Se a inserção no mundo adulto angustiava os adolescentes na literatura do século XX, os atuais protagonistas dos livros para jovens estão engajados no combate à injustiça social. Bullying, racismo, machismo, homofobia são alguns dos temas abordados com clara intenção educativa. A mesma intenção que teve um professor de História, em 1969, ao tornar uma turma de Ensino Secundário, em Palo Alto, na Califórnia, propensa a adotar práticas fascistas, vestindo uniforme, elaborando discursos excludentes e evitando relacionar-se com outros grupos de alunos.  O professor pretendia mostrar a facilidade de manipulação da massa para fins políticos. O chamado Experimento de Palo Alto serviu de base a diversos filmes – entre eles, um alemão, em 2008. Chega agora ao Brasil A onda (Galera Record, R$ 24,39),  a adaptação de um desses roteiros assinada pelo escritor Todd Strasser, em 1981, que não perdeu a atualidade.

Em  Cartas para Martin (Intrínseca, R$ 29,90), a escritora Nic Stone discute o preconceito racial da sociedade norte-americana, através de dois amigos negros, um pobre, outro rico. Justyce MacAllister é um excelente aluno que reflete sobre a convivência entre negros e brancos nos EUA de hoje em cartas para Martin Luther King. Seu principal questionamento é que embora Luther King sido assassinado por liderar a luta pelos direitos da população negra  há mais de 50 anos, a discriminação racial não acabou.

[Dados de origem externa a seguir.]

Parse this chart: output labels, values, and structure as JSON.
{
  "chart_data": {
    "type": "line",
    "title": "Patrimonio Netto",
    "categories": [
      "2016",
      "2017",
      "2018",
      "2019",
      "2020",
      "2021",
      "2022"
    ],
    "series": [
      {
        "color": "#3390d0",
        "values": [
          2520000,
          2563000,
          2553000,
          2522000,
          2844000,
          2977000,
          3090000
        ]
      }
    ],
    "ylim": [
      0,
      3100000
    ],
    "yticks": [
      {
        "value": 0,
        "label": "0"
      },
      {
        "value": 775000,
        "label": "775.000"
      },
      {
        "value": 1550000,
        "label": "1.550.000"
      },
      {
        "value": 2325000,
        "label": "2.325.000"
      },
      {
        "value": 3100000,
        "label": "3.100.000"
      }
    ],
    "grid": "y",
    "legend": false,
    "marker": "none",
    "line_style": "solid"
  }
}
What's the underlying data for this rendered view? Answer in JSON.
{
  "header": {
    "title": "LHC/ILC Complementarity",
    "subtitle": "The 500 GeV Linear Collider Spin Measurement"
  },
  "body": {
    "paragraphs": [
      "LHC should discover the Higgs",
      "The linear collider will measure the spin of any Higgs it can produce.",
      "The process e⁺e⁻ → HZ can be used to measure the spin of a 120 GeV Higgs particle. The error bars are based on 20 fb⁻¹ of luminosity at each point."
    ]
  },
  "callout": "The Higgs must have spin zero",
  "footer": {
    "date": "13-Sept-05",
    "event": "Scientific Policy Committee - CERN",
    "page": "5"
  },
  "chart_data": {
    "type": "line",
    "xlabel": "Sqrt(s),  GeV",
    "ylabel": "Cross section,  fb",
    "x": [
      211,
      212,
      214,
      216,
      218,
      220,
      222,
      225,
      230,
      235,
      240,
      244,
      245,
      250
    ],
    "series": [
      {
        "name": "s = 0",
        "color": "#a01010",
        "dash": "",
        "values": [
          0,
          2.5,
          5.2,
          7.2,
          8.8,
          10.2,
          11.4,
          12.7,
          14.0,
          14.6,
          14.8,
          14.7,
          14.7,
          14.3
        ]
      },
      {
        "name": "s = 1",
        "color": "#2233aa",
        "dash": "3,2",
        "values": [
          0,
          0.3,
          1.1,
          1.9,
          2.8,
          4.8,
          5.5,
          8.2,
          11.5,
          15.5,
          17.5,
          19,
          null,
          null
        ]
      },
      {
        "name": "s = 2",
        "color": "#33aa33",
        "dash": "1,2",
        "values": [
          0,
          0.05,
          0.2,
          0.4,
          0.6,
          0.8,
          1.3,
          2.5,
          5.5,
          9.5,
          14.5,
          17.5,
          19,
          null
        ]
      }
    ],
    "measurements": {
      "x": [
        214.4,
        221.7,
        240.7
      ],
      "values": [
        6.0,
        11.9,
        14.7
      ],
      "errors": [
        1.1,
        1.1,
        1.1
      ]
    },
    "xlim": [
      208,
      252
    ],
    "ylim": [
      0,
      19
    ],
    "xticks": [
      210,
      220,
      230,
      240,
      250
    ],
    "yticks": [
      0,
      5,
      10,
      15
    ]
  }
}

A apropriação de personagens consagrados em obras de autores que nada têm a ver com sua concepção original é uma constante na indústria cultural. Em 2006, a americana Nancy Springer iniciou sua série de seis livros sobre Enola Holmes, a irmã temporã de Mycroft e Sherlock Holmes. A primeira aventura, Enola Holmes: O caso do marquês desaparecido (Verus, R$ 29,90), foi adaptada para um filme produzido pela Netflix. A empresa, assim como Nancy, vem sendo processada pelos herdeiros de Arthur Conan Doyle, o criador de Sherlock.  Vale a pena deixar de lado as disputas por direitos autorais e ler o livro antes de ver o filme. Divertido, irônico e envolvente, o thriller traz um novo olhar sobre a perspicácia do mais famoso dos detetives: a genialidade se deve à presença de uma mãe intelectualizada, que estimulava nos filhos a paixão pelo conhecimento e a observação.